Кеша посмотрел на меня, пытаясь прочитать по лицу, не вру ли. Ничего прочитать естественно не смог (не людям, пусть даже и посвящённым) читать лицо дракона) и спросил совета:
– Как мыслишь, стоит посылать?
– Обязательно, – кивнул я. – В прошлый раз кому отсылал? Роберту?
– Нет, Квентину.
– А вот теперь Роберту пошли. Название придумал?
– Пока нет. Думаю.
– Думай. Думай-думай. С этим делом торопиться нельзя. Название – это штука серьёзная. Полдела, можно сказать. – Я достал сигареты, прикурил, после чего вытащил две упаковки с Зёрнами Света и выставил на стойку. – Занычь. Воронцов зайдёт, отдай ему. Лады?
Кеша кивнул:
– Не вопрос, Егор.
И быстро смахнул баночки из-под поливитаминов куда-то под стойку.
Настала пора переходить к главному.
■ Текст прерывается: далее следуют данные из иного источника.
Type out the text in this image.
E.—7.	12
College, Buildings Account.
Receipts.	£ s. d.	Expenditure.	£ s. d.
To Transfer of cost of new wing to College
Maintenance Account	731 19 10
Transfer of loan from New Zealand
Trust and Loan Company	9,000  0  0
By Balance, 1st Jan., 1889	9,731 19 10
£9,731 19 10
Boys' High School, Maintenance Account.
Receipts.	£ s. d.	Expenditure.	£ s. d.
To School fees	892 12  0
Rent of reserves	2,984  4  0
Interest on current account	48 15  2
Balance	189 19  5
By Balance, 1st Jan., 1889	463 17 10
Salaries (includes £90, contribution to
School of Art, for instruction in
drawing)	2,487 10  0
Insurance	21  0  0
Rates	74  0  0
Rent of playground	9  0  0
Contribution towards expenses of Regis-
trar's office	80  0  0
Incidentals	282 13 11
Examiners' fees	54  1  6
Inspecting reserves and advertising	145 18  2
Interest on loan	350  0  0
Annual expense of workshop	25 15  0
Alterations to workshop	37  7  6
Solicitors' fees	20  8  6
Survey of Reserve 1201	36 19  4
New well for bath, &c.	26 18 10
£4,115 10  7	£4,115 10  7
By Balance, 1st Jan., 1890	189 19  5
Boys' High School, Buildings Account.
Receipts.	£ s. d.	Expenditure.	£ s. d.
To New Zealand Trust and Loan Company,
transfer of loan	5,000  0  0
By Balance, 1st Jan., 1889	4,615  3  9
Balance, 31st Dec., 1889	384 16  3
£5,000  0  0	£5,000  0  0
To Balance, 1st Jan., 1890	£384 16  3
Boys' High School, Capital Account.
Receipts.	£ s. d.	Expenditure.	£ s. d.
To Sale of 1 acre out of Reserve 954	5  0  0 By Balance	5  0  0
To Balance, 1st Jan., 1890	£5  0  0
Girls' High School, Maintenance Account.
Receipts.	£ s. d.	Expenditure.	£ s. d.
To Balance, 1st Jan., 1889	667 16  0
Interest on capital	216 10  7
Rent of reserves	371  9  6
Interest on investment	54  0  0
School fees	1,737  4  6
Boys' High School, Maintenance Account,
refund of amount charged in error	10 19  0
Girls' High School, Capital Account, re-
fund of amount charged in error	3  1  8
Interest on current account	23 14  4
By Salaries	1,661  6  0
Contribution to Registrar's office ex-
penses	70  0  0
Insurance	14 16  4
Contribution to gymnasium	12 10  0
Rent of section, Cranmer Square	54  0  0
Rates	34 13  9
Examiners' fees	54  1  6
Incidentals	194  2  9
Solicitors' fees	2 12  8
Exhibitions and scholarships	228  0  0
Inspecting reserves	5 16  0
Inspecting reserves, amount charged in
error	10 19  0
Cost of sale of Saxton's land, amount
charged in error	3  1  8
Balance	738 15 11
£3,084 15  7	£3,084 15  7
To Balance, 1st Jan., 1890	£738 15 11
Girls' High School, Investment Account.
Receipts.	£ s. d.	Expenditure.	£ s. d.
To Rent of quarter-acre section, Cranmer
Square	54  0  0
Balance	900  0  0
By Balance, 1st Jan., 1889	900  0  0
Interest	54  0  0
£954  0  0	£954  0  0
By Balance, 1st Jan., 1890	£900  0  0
Я допил коктейль, пододвинул к себе пепельницу, достал сигареты и сказал:
– Вот ещё чего, Кеша, хотел у тебя спросить…
Тут к стойке, вихляя бёдрами, подошла кошмарно раскрашенная лярва, и я осёкся. Лярва заказала Кеше "отвёртку", развернулась ко мне и подмигнула:
– Не желаешь расслабится, дракон?
Я в ответ только поморщился.
– Сволочь, – ощерилась лярва.
– Шагай, – огрызнулся я.
Лярва фыркнула и, подхватив выданный бокал, отвалила.
– Как по мне, так эти твари хуже диких, – кивнул я в её сторону. – Всех бы до одной отправил домой, в Запредельное.
На что Кеша справедливо заметил:
– Пока есть спрос, предложение не иссякнет.
– Это точно, – не стал грешить я против истины. Вытащил из пачки сигарету, закурил и наконец-то спросил о том, ради чего пришёл: – Вчера видел тут горбатого карлика, не знаешь кто он и откуда?
Подумав секунду, Кеша качнул головой:
– Чего, Егор, не знаю, того не знаю. Одно скажу: дядька не из местных. Первый раз нарисовался недели две назад, потом ещё несколько раз заходил. И вчера вот. Ведёт себя тихо, расплачивается аккуратно. И всё у него по накатанной программе: солянку похлебает, гуляша с чечевицей откушает, двести грамм анисовой закинет и идёт себе. Когда бы не внешность приметная, чёрта два я бы его запомнил.
– А он тут с кем-нибудь встречался?
– Да нет, вроде… Хотя… – Кеша задумался.– А, знаешь, Егор, было. На встречу не тянет, но было. Адлер к нему как-то раз подсаживался. На минуту, не больше.
– А сегодня появлялся?
– Горбатый?
– Ну да.
– Нет, сегодня нет.
Информация, которую мне выдал Крепыш, была не ахти какой, но кое-что существенного в ней имелось. Во всяком случае, на одну мысль она меня точно натолкнула.
– Слушай, Кеша, – попросил я, – телефоном не угостишь? Позвонить срочно нужно, а мой умер.
– Не вопрос, – кивнул бармен и в следующий миг протянул трубу.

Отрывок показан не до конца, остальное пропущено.